Выбрать главу

Только потом, когда с него самого полезут клочья и он будет один посреди бескрайней каменистой пустыни, под черным диском, который, как прибитый, стоит на одном месте, прямо над головой, и ему будет все равно: пот или мозг стекает ему в глаза, — вот тогда он по-настоящему поймет, и единственно приятным будет для него то, что он когда-то отстегнул флягу и вылил в какую-то жестянку 750 граммов воды.

Доктор пошел дальше, внимательно глядя под ноги: он искал, он должен был найти и подержать в руке, выхватить частицу из этого дурацкого круговорота — кусок, на мгновение сделавшийся материальным, и тогда может наступить какое-то равновесие.

— Это — зеленый абажур, это — настоящее.

У него забилось сердце и не отпускало, пока он ходил кругами в мутном пекле, пытаясь собрать то, что не растащили по норам звери и птицы, что еще не предано земле. Он складывал свои трофеи в пакет.

«Конечно, мгновение… — бормотал он. — Взрыватель был без колпачка. Вот полюбуйтесь, не понять даже, что откуда, что куда? Это что? а где вторая половина?»

— Этот парень здорово умеет. Он бы и не подошел; ему нет нужды на это все смотреть, он убедился, что не может промахнуться, и все. Ему действительно насрать, кто там, капитан или майор? — Доктор остановился, поднял глаза и остался стоять, изогнув губы в скорбной улыбке, глядя на зверя, который топчется возле жестянки, приволакивая ногу. — А вот тебе не все равно…

Полигон. Никто не скажет, как он велик, где его границы, есть только ржавый шлагбаум и желтый щит «Проход, проезд запрещен. Стреляют», и таких шлагбаумов не счесть, но каждый знает только один, через который попадаешь в его владения. И нет такого из нас, кто проехал бы его от и до, и потому представляется, что нет у него конца. Можно неделями колбаситься по бесконечным дорогам, запутанным среди сопок, и не встретить живого человека. Разве выскочит вдруг солдат: «Стой, назад!» — и когда повернешь обратно, за спиной все летит к чертовой матери, все горит, слышишь грохот и вой невидимого оружия. Можешь снова ехать неделю — никого, только следы военной деятельности людей и механизмов, только воронки, окопы, траншеи, загадочные конструкции, остовы аппаратов, изрешеченные муляжи, жестянки, картонки, стреляные гильзы, солярка — таинственное запустение, — иной раз диву даешься: чем то или иное увечье нанесено холму или дереву, и ощущаешь себя вне закона. Здесь все определяют наставления по стрельбе, команды капитанов, которые метят в полковники, и жестокие приказы полковников, ползущих в генералы. Однако трава растет, водятся животные — им дела нет до военных приготовлений и всего этого хлама, — они жили тут и будут жить, а барахло рассыплется в прах рано или поздно, потому что эти кретины поубивают друг друга на первых же великих маневрах.

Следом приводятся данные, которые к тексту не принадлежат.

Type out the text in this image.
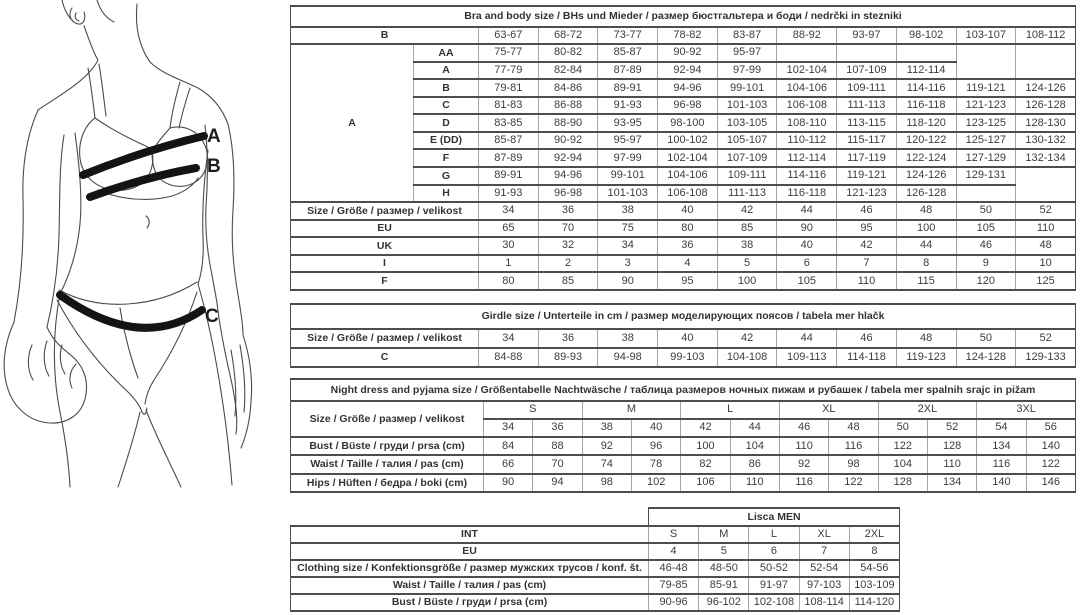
A
B
C
Bra and body size / BHs und Mieder / размер бюстгальтера и боди / nedrčki in stezniki											
B		63-67	68-72	73-77	78-82	83-87	88-92	93-97	98-102	103-107	108-112
A	AA	75-77	80-82	85-87	90-92	95-97					
	A	77-79	82-84	87-89	92-94	97-99	102-104	107-109	112-114		
	B	79-81	84-86	89-91	94-96	99-101	104-106	109-111	114-116	119-121	124-126
	C	81-83	86-88	91-93	96-98	101-103	106-108	111-113	116-118	121-123	126-128
	D	83-85	88-90	93-95	98-100	103-105	108-110	113-115	118-120	123-125	128-130
	E (DD)	85-87	90-92	95-97	100-102	105-107	110-112	115-117	120-122	125-127	130-132
	F	87-89	92-94	97-99	102-104	107-109	112-114	117-119	122-124	127-129	132-134
	G	89-91	94-96	99-101	104-106	109-111	114-116	119-121	124-126	129-131	
	H	91-93	96-98	101-103	106-108	111-113	116-118	121-123	126-128		
Size / Größe / размер / velikost		34	36	38	40	42	44	46	48	50	52
EU		65	70	75	80	85	90	95	100	105	110
UK		30	32	34	36	38	40	42	44	46	48
I		1	2	3	4	5	6	7	8	9	10
F		80	85	90	95	100	105	110	115	120	125
Girdle size / Unterteile in cm / размер моделирующих поясов / tabela mer hlačk										
Size / Größe / размер / velikost	34	36	38	40	42	44	46	48	50	52
C	84-88	89-93	94-98	99-103	104-108	109-113	114-118	119-123	124-128	129-133
Night dress and pyjama size / Größentabelle Nachtwäsche / таблица размеров ночных пижам и рубашек / tabela mer spalnih srajc in pižam												
Size / Größe / размер / velikost	S		M		L		XL		2XL		3XL	
	34	36	38	40	42	44	46	48	50	52	54	56
Bust / Büste / груди / prsa (cm)	84	88	92	96	100	104	110	116	122	128	134	140
Waist / Taille / талия / pas (cm)	66	70	74	78	82	86	92	98	104	110	116	122
Hips / Hüften / бедра / boki (cm)	90	94	98	102	106	110	116	122	128	134	140	146
	Lisca MEN				
INT	S	M	L	XL	2XL
EU	4	5	6	7	8
Clothing size / Konfektionsgröße / размер мужских трусов / konf. št.	46-48	48-50	50-52	52-54	54-56
Waist / Taille / талия / pas (cm)	79-85	85-91	91-97	97-103	103-109
Bust / Büste / груди / prsa (cm)	90-96	96-102	102-108	108-114	114-120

Только так: иначе не отдают.

Но есть еще настоящие военные; они не знают ни злобы, ни корысти, им все по хую, они — из стекла, как тот парень, они знают одно: если в тебе что-то шевельнулось и ты поднял оружие — считай себя мертвым; над ними знамена защитного цвета, и там слова первого механика своему командиру: «Юдхаарджуна — сражайся, Арджуна!» И поэтому они непобедимы.

Только к вечеру Долина смерти отпустила его, и Доктор погнал задыхающийся мотоцикл, не сбавляя скорости на поворотах и косогорах, рискуя свернуть себе шею. Он думал не об этом, он просто гнал, будто желал вырваться, чтобы все осталось позади, как длинный шлейф пыли, потому что впереди вставали ослепительные вершины, окрашенные низким солнцем, они становились все выше и выше.

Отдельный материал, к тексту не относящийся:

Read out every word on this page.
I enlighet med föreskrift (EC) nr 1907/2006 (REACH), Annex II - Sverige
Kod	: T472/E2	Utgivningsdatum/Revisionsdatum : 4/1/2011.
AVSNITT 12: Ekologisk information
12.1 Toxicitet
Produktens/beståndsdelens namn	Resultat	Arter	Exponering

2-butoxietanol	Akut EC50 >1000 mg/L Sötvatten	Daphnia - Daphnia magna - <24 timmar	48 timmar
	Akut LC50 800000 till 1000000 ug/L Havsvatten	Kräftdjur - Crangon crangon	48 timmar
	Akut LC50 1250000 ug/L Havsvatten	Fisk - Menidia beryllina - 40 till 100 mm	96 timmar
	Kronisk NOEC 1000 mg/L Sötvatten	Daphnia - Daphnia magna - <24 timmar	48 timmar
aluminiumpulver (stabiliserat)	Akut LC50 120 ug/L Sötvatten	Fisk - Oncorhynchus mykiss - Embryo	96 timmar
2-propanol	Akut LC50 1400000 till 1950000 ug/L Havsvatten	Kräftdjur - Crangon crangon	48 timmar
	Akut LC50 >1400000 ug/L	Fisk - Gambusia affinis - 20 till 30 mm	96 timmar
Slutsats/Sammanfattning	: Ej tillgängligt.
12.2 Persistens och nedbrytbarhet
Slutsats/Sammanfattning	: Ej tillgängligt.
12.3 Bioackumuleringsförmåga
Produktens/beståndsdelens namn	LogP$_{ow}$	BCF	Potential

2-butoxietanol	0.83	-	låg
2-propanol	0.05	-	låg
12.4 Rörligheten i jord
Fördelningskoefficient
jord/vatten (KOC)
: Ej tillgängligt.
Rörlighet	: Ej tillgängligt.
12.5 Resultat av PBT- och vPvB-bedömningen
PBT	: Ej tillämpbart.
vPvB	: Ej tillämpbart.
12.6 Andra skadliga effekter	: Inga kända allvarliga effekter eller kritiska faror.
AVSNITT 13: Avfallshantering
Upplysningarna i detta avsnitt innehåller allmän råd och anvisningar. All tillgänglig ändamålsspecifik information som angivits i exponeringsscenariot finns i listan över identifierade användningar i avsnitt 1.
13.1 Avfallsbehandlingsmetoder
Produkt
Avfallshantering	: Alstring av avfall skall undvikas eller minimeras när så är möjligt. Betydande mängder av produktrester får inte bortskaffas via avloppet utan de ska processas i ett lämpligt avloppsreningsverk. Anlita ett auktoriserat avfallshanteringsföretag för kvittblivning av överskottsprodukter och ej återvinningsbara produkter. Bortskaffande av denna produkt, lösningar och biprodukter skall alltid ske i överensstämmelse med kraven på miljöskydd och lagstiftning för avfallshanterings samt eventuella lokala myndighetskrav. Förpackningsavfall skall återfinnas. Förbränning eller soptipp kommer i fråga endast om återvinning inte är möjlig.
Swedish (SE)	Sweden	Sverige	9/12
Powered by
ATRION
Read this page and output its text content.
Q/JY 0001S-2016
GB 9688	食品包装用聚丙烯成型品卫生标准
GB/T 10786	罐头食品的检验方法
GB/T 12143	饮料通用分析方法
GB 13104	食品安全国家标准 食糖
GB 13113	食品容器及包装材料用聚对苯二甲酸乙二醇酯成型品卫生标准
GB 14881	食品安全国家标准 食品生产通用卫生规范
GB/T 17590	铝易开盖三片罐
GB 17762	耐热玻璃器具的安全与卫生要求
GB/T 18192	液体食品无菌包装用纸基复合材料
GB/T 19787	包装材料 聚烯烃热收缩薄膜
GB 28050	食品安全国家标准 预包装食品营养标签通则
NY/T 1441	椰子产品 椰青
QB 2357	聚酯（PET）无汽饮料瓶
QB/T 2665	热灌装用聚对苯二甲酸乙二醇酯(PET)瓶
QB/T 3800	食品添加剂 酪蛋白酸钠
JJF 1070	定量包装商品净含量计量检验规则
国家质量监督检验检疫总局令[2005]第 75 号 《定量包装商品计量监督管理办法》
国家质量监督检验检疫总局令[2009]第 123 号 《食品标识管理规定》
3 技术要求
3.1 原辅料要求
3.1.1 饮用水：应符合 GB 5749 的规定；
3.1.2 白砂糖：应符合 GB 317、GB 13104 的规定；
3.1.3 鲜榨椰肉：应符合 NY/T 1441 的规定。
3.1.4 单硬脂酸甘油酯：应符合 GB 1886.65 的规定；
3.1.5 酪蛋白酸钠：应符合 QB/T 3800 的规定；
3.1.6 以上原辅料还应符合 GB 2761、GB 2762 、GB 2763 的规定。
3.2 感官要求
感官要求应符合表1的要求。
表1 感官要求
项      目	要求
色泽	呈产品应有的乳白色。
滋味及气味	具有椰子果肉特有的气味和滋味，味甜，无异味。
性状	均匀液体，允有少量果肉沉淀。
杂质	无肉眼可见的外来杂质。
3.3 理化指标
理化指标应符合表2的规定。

И сейчас, по дороге в Ташкент, так же как в последние два месяца, Метлу занимало только одно: он силился вспомнить — может, он хотя бы читал о чем-то таком или слышал. Густой воздух долины срывал с машины запах одеколона и гуталина, непонятные узбекам солдатские песни. Спросить было не у кого.

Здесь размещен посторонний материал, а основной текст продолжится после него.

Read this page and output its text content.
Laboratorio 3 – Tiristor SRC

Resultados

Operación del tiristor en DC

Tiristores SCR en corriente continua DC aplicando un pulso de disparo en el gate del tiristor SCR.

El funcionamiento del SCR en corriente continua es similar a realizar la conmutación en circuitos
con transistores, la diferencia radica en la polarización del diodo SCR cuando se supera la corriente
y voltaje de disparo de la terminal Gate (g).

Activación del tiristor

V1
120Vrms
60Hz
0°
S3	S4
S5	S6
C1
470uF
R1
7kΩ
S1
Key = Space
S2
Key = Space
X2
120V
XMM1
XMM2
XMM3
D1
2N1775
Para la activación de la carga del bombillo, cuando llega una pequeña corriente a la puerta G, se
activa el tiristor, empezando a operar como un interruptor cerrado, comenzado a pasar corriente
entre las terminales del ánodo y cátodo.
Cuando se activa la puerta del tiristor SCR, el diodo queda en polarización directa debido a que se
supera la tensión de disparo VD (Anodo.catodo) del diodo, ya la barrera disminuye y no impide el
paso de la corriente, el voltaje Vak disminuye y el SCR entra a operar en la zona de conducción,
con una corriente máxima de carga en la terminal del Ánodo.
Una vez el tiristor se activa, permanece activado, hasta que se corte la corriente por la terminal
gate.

Он вспомнил лишь, что читала ему когда-то та одноклассница, сидя у него на коленях, а он рассеянно шуровал под платьем среди крючков и резинок.

«Боже! — закрывала она лицо книжкой. — Это же Пушкин! А мы, чем мы занимаемся? Ведь это же „Евгений Онегин“! Как же ты не понимаешь?»

Метла хлопнул себя по коленке, чтобы прогнать эти воспоминания.

«Пушкин! Пушкин! Мура. Там у него один нормальный мужик — Онегин: надоели ему тюли-тюли, и он свинтил. Это коню понятно!»